Служанка с непринужденностью, которая дается большой практикой, остановила ее на первой лестничной площадке и ввела в неярко освещенное просторное помещение. Это был бар. Деревянные сиденья со спинками, придвинутые к стенам, оставляли в центре широкое пространство для танцев; огромный музыкальный ящик, стойка и полки, заставленные бутылками, хрустальными стаканами и рюмками. Но Урания видела только огромный, во весь зал, от стены до стены, серый ковер с доминиканским гербом. Почти не заметила висевших на стенах портретов и картин с изображением Генералиссимуса — в полный рост, на коне, в военной форме и в гражданском, за письменным столом или вытянувшимся на трибуне, упакованным в президентскую ленту, — ни серебряных призов и дипломов за коров-рекордисток и породистых скакунов из Головного имения, красовавшихся на столиках, полочках и сервантах вперемежку с пластмассовыми пепельницами и дешевыми безделушками, с которых даже не были сняты ярлыки нью-йоркских магазинов «Мейси»; в этом пантеоне китча Бенита Сепульведа оставила ее, спросив напоследок, действительно ли она не желает выпить рюмочку ликера.

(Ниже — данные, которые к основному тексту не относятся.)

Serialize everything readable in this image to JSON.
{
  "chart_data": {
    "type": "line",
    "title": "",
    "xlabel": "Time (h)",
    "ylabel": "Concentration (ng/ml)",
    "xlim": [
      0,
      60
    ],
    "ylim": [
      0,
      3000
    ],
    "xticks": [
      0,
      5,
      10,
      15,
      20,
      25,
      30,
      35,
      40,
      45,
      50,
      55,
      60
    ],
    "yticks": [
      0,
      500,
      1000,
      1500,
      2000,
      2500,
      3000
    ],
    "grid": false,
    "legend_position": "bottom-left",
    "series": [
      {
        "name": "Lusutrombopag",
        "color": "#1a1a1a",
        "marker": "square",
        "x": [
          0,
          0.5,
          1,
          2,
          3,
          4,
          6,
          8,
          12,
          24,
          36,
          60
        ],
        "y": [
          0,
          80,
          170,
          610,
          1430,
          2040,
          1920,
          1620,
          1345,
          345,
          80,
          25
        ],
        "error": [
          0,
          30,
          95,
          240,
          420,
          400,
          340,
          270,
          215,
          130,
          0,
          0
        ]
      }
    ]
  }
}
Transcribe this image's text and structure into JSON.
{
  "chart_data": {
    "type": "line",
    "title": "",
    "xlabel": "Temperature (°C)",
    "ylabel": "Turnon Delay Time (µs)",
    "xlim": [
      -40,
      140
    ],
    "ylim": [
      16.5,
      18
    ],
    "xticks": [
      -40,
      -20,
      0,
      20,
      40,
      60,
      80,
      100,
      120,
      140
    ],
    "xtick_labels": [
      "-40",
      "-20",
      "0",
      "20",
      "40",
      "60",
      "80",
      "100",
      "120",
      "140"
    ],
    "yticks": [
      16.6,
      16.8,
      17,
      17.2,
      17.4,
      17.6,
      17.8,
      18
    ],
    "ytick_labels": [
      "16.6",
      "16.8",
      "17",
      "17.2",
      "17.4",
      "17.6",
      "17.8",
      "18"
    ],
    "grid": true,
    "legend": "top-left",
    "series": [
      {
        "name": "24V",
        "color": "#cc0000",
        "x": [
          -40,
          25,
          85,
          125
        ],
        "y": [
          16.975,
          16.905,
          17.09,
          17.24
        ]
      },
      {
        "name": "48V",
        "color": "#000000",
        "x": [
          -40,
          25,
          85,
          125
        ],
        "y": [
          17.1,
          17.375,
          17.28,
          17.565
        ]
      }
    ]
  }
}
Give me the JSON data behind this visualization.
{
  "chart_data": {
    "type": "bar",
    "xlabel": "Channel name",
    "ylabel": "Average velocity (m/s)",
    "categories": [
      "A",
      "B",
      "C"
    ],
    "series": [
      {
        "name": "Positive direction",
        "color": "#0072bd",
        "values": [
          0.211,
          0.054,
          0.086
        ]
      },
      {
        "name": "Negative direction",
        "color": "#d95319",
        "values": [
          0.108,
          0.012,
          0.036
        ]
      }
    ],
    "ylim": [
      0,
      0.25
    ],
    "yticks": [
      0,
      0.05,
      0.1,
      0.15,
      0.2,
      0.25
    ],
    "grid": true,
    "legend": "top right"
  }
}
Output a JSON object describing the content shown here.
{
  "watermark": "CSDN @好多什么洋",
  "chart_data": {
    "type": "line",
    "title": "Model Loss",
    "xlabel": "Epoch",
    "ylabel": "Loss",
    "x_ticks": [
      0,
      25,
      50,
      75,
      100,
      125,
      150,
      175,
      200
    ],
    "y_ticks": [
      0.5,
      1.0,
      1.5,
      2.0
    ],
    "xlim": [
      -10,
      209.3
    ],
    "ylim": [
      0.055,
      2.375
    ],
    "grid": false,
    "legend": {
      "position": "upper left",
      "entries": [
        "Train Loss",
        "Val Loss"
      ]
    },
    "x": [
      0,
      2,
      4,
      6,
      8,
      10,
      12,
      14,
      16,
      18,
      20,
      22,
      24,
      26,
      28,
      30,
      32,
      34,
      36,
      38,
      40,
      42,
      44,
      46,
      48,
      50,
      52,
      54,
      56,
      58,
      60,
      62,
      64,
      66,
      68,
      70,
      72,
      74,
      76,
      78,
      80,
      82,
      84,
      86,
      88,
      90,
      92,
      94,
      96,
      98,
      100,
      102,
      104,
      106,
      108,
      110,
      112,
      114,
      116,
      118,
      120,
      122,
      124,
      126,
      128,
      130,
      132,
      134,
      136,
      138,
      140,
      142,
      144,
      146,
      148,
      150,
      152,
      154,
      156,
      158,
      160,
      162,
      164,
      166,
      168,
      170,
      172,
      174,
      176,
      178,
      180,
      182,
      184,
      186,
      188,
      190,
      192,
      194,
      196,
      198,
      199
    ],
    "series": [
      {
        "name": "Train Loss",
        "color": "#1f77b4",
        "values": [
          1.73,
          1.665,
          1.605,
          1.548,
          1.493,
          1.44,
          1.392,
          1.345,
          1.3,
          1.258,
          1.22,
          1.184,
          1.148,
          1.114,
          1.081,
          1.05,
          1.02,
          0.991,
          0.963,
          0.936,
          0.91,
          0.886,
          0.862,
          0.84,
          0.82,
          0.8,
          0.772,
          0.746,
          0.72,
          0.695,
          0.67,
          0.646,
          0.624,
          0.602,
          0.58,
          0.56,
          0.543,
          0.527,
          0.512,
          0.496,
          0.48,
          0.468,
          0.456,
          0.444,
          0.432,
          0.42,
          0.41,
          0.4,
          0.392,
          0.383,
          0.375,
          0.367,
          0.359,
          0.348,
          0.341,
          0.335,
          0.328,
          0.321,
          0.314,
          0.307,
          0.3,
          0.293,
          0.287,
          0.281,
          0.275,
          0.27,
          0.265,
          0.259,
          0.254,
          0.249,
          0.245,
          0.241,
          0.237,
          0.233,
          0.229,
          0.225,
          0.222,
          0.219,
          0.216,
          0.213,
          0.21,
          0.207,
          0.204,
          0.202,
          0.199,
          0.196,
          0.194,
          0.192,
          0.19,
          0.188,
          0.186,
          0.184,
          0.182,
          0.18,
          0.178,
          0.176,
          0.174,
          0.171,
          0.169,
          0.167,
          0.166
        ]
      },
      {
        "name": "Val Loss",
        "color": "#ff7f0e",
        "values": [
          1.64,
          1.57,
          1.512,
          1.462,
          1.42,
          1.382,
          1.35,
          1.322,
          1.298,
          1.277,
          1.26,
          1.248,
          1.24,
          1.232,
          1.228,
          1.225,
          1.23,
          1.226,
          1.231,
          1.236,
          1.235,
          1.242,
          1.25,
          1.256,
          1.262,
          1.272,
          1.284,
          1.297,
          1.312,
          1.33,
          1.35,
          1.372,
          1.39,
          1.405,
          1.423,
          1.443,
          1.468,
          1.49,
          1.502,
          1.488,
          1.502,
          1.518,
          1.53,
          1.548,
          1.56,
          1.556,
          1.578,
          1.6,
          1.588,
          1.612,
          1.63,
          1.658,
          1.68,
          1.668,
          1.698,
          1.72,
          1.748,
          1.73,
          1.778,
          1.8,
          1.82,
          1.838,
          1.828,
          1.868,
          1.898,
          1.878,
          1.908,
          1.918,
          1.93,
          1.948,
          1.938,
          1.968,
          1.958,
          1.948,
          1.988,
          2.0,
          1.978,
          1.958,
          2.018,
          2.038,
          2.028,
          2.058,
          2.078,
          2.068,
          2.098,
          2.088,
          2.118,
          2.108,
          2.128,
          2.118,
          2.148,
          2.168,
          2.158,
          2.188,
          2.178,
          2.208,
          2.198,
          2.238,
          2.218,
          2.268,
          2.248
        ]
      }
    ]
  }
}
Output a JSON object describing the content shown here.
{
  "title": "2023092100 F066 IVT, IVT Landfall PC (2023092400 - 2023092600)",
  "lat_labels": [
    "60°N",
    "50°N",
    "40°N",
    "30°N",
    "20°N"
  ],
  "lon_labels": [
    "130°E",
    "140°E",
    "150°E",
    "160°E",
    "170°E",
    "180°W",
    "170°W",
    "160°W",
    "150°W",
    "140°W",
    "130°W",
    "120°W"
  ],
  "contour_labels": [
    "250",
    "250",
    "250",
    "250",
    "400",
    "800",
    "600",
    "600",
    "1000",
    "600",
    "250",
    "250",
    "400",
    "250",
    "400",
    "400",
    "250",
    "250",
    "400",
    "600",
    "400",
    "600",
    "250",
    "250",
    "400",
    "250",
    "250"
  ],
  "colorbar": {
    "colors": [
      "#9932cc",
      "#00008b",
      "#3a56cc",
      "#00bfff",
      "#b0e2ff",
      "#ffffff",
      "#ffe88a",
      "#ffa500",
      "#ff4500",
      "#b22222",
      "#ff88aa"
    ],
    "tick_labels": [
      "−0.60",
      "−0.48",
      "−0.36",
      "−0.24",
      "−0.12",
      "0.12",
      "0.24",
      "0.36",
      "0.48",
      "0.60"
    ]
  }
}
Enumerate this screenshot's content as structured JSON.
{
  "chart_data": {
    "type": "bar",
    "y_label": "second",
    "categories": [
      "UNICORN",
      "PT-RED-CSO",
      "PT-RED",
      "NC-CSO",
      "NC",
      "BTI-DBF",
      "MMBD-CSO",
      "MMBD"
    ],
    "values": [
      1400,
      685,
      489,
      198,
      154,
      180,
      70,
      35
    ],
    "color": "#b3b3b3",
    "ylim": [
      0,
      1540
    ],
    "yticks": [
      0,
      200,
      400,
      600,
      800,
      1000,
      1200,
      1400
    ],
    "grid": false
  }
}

— Слова kitsch, я думаю, тогда еще не было, — поясняет она так, будто тетушка или сестры спросили ее об этом. — Годы спустя, когда я слышала это слово или читала и уже знала, что оно обозначало крайнее выражение дурного вкуса и претенциозности, я всегда вспоминала Дом Каобы. Пантеон китча.

Впрочем, она тоже была частью этого китча в ту жаркую майскую ночь, в своем платье из розового органди, специально сшитом для выхода в свет, серебряном кулоне с изумрудом и в позолоченных сережках, маминых, которые папа позволил ей надеть ради исключительного случая — праздника у Трухильо. Она никак не могла поверить в то, что происходит, и от этого происходившее представлялось ей нереальным. Ей казалось, что это не она, эта девочка, стоящая на государственном гербе в диковинной комнате. Неужели это сенатор Кабраль послал ее сюда как живое подношение Благодетелю и Отцу Новой Родины? Да, сомнений не оставалось, это придумал отец вместе с Мануэлем Альфонсо. И все-таки ей хотелось сомневаться.

Где— то не в баре, в другом месте, поставили пластинку Лучо Гатики. Besame, besame mucho, como si fuera esta noche la ultima vez.

— Я помню… — Манолите становится неловко, что она перебила, и она извиняется гримаской.